I waited a several months before getting very worried thast the lump hadnt dissolved and sought a second opinion. He encouraged me to get the ultrasound asap. Two days later I got the ultrasound and had the results a few days after that. My results came back as a lumpo with malignant characteristics. I was instantly terrified. My friends and family all insisted it must be something else as surely someone my age cannot have breast cancer.

My husband flew home from work and the next morning we met with a breast specialist and I had a core biopsy. It is not my fondest memory to date. After that we had a one week wait to get the results. Unfortunately I have "malignant carcinoma of the breast". I was shocked and terrified and in complete disbelief! In all honesty I was in disbelief until I went to the cancer center to recieve my "your Journey" breast cancer information pack 5 days later. Writing my name in a breast cancer journal made everything real. This is going to be really hard, but no one ever said cancer would be easy.

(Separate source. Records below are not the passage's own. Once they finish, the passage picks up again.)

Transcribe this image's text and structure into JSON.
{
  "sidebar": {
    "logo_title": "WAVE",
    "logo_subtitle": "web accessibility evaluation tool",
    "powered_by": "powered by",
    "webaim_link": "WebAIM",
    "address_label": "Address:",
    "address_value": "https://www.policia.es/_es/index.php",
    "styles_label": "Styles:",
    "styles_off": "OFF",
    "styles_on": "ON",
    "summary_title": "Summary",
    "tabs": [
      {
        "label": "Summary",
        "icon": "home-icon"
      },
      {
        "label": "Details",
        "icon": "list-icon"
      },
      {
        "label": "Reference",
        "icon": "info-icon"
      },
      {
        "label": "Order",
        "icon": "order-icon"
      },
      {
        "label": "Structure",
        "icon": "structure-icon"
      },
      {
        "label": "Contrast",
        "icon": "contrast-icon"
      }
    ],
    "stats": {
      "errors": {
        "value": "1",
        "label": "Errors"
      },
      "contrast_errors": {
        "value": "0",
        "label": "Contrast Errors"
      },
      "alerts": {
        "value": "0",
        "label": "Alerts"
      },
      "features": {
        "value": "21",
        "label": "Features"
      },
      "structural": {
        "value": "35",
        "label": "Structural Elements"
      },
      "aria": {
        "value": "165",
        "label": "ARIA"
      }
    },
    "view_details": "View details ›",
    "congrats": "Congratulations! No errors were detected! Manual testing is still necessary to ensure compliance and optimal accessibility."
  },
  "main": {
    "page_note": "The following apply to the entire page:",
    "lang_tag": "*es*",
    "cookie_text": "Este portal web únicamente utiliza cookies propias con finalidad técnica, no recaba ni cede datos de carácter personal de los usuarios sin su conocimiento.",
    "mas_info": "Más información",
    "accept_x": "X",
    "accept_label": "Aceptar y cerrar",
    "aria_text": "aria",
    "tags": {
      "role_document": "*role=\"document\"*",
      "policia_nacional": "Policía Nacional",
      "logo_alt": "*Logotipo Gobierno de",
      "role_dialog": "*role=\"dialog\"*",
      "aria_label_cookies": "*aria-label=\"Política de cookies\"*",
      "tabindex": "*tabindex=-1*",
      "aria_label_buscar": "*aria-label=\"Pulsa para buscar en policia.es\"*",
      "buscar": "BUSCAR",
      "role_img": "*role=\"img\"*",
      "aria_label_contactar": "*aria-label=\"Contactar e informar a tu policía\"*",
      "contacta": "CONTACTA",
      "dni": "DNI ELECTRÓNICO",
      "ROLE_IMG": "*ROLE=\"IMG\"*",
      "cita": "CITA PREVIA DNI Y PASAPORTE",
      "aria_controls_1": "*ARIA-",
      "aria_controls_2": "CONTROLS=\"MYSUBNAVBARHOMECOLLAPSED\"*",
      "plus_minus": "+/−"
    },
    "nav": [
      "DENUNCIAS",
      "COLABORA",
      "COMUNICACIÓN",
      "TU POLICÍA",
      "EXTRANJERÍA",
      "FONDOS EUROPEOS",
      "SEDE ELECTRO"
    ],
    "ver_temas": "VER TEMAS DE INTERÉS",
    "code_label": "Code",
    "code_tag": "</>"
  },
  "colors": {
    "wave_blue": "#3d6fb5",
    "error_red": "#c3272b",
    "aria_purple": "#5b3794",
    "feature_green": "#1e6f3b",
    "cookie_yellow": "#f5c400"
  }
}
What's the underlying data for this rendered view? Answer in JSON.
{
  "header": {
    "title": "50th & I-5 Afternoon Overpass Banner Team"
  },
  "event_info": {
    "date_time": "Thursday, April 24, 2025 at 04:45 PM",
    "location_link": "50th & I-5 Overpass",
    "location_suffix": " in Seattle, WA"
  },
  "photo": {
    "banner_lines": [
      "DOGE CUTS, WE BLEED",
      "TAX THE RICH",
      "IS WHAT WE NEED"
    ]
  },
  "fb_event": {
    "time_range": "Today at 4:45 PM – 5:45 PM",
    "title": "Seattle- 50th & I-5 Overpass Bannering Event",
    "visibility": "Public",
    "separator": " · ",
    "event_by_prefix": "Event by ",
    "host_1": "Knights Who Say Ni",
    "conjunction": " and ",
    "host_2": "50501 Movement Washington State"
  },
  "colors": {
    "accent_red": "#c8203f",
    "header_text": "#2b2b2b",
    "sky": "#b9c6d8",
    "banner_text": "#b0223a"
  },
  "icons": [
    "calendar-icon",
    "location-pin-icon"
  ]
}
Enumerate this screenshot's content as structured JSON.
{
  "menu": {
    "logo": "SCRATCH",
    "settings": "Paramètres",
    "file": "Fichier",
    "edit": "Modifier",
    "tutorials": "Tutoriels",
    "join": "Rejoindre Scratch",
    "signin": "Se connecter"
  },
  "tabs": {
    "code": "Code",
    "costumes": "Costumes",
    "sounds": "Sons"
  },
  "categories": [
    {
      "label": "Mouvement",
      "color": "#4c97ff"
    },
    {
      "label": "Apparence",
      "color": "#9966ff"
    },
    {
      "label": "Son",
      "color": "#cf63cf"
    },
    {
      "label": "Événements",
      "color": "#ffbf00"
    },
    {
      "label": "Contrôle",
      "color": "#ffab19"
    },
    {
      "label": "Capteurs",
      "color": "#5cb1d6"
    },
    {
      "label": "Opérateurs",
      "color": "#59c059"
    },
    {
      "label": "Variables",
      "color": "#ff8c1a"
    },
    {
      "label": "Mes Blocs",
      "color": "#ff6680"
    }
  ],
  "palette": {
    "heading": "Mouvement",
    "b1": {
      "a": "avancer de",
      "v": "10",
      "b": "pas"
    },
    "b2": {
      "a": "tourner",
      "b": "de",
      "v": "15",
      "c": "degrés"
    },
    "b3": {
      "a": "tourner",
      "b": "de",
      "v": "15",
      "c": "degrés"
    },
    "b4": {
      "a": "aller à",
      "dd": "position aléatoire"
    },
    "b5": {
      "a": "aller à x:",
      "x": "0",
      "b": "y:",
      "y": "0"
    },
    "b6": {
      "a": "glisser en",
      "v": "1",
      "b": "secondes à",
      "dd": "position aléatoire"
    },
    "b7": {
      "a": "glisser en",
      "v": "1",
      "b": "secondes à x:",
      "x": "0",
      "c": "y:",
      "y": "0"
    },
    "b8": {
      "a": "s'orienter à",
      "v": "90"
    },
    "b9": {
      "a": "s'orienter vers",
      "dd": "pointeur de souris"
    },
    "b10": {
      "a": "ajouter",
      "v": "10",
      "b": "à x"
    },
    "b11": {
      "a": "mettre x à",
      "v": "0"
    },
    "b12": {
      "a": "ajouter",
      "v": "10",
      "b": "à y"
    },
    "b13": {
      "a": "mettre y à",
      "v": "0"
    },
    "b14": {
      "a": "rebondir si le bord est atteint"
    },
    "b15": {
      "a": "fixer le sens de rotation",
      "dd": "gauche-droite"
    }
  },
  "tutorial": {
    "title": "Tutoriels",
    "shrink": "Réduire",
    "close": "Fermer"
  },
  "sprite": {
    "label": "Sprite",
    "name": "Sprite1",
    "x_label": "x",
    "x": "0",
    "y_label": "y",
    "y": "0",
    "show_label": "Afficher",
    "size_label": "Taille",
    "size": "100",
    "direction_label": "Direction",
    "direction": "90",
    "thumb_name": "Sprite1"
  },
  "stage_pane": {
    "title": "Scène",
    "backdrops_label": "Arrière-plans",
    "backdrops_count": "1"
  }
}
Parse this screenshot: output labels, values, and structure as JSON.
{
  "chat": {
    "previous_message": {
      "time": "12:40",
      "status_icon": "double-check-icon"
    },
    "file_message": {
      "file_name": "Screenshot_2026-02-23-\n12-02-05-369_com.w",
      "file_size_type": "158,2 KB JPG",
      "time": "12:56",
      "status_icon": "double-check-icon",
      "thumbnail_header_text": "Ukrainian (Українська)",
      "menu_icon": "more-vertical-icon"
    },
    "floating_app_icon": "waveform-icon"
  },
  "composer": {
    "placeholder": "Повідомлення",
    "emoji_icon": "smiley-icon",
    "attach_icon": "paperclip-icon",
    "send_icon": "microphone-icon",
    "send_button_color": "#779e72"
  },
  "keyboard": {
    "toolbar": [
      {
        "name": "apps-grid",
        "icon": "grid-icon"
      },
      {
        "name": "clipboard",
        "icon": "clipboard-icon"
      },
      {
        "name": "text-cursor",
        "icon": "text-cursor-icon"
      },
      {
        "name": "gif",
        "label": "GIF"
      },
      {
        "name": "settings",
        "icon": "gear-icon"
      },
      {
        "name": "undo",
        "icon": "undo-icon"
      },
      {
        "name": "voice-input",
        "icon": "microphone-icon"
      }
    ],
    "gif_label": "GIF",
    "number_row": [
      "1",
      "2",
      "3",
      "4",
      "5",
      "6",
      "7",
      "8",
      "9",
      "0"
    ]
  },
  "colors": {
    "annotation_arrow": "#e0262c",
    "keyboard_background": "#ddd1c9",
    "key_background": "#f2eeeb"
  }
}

At the moment I find myself very emotional, irritated and stressed and I have so many fears. Even with all that I know I can beat this and I will come out the other end. I just pray I come out smiling and I can get my life back. I know I will have down days and here on this blog I will document almost everything. I really want to be able to share my journey, my highs and my lows so people can really understand or even to help another woman who is struggling with this as well.

I still have a couple weeks before my definative diagnosis. I have had my mammograms, ultrasounds, core biopsy and got my information pack. Surgery is next, and then we wait for results from pathology. Please pray with me for good news. Best case scenario is its non-invasive with no node involvement andf it hasn't spread...fingers crossed!